What else might lie behind protectiveness for the territories? One plan for a global UK after Brexit might look like this: in a global system of increasing chaos, a UK with strategic centres of projection dotted across the map, and a strong orientation to intelligence and surveillance, might do rather well for itself. Such a future still feels full of hot air to me, the kind of fantasy dreamed up by retired commodores during their afternoon naps – but policy has been built on less.
Rather more prosaically, the Falklands are of interest to Britain because of possible claims to oil nearby; Gibraltar’s importance might be strategic, but it is also more immediately financial. One of the Spanish objections to Gibraltar is its low tax rates on corporations and lax regime on capital gains and inheritance. For the constellation of interests represented by the Conservative Party (big business, finance, the wealthy), the web of British overseas territories is essential to preserving their money from taxation and redistribution; for that reason alone, they see Gibraltar as worth preserving.
There is lastly the question of self-determination – don’t the British-identified populations of Gibraltar and the Falklands have a right to determine their own identity and political course? This question is too often taken in isolation from its historical background: in neither place did British inhabitants spring from the ground or arrive by accident. They are there as legacies of an empire which plundered and subjugated, and the crimes of which are still virtually absent from the British curriculum, and the legacies of which Britain is determined not to give up.

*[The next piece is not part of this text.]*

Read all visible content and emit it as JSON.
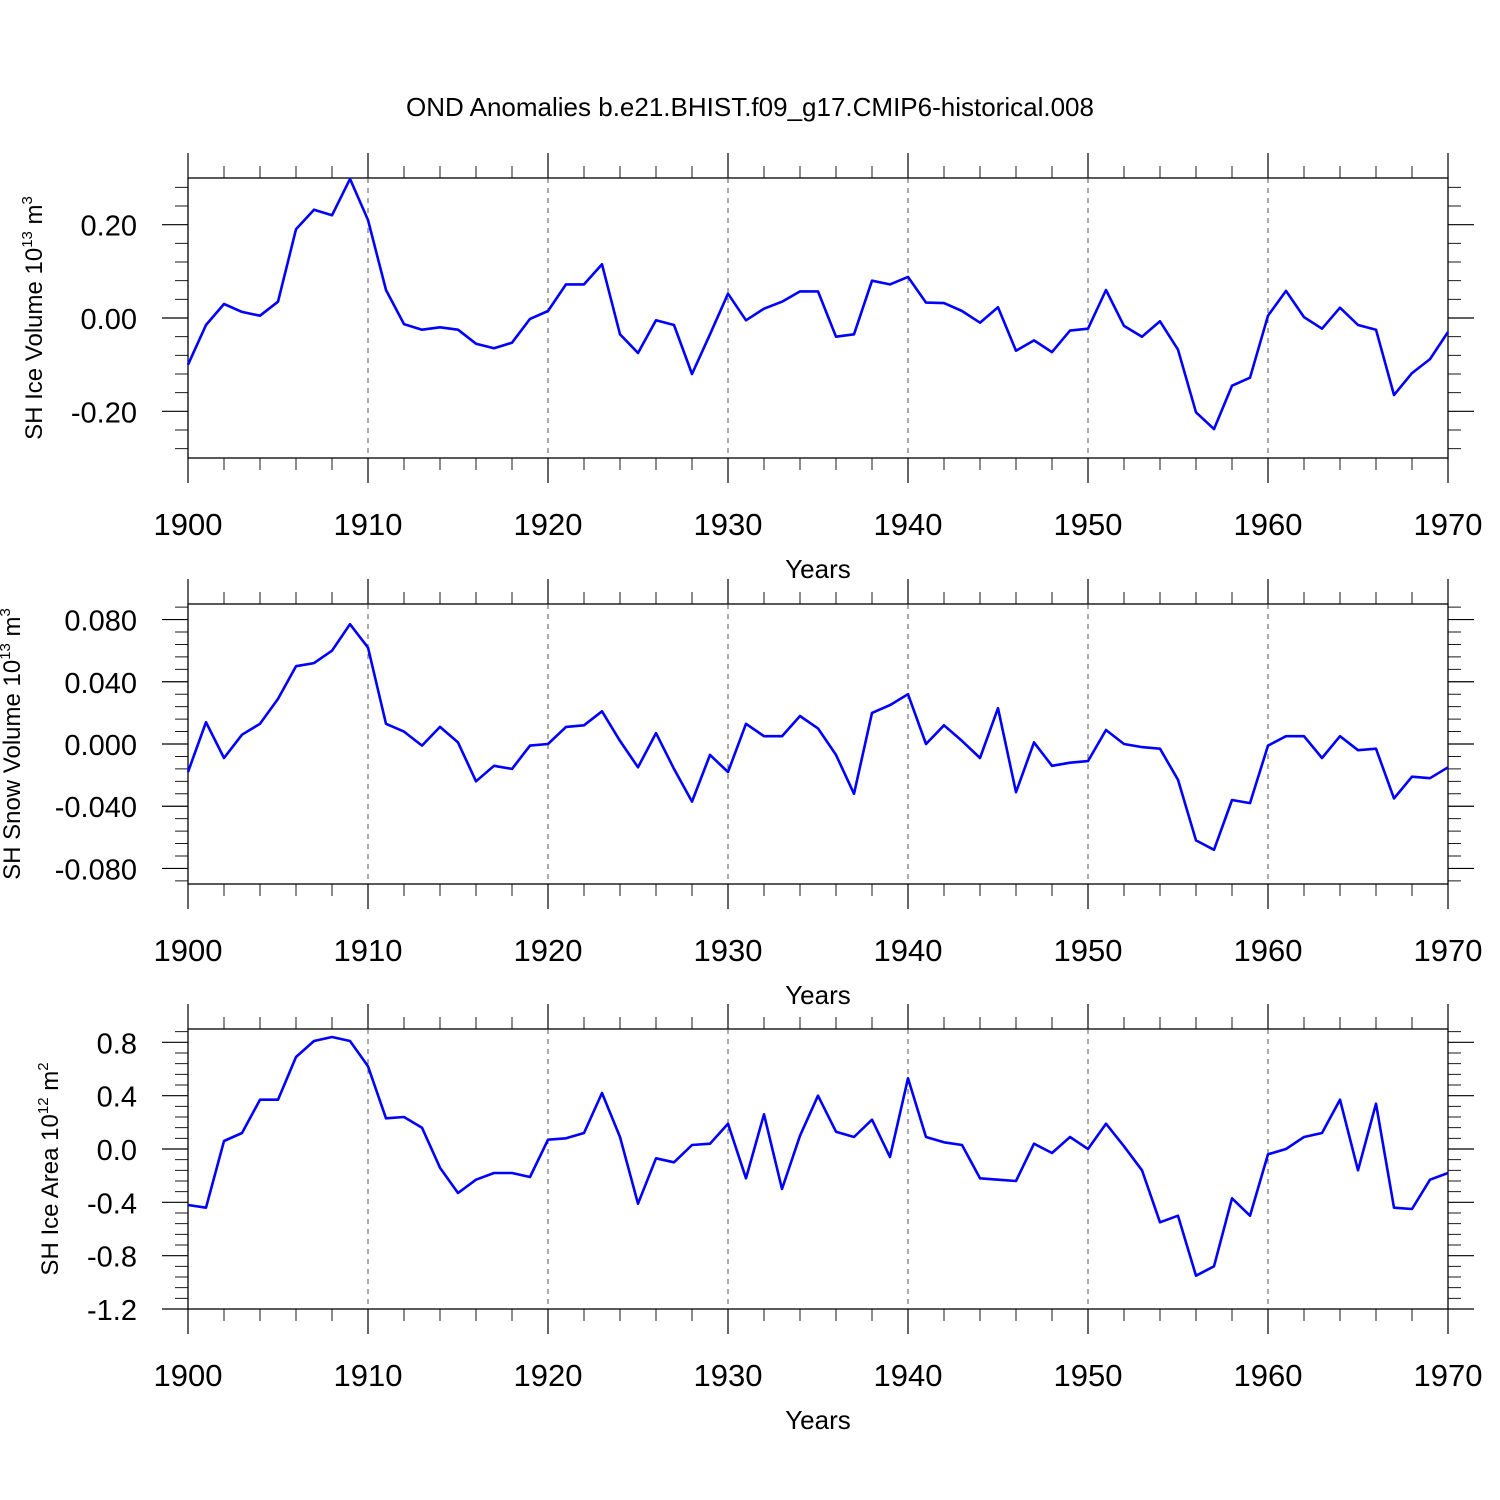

I am no great believer in the idea one can reverse the spin of the globe and unmake history, but one ought to recognise the irony which attends British bleating about the right of self-determination. Were Britain to take decolonisation seriously, the status of its overseas dominions would be a real matter for debate. We should remember, too, that Thatcher’s own reluctance to maintain a presence in the bedraggled south Atlantic islands – distant, strategically declining in value, virtually unknown in the UK – was a key factor in spurring the Argentinian bid. British interest is always cynical.
For Thatcher, the Falklands war proved that jingoism and war were reliable protections for a fracturing Tory government – enemies both abroad and at home, especially at the ‘pinko’ BBC, galvanised her supporters and were key to her reelection. War with Spain is so improbable as to be still unimaginable, but the sense that wily continentals are seeking to exploit beleaguered Brits might be quite a fertile resource for May, especially as the real contours of Brexit heave into view.
In an interview clarifying his remarks, Lord Howard said to Channel 4 News that it was high time we reminded Europe ‘what sort of people we are’ – governed by fools, backward-looking, besotted with a mythical past, and so high off the fumes of our self-deception, we are willing to talk of war to defend a rock covered in monkey shit and infested with leather-faced tax dodgers. Viva Britannia!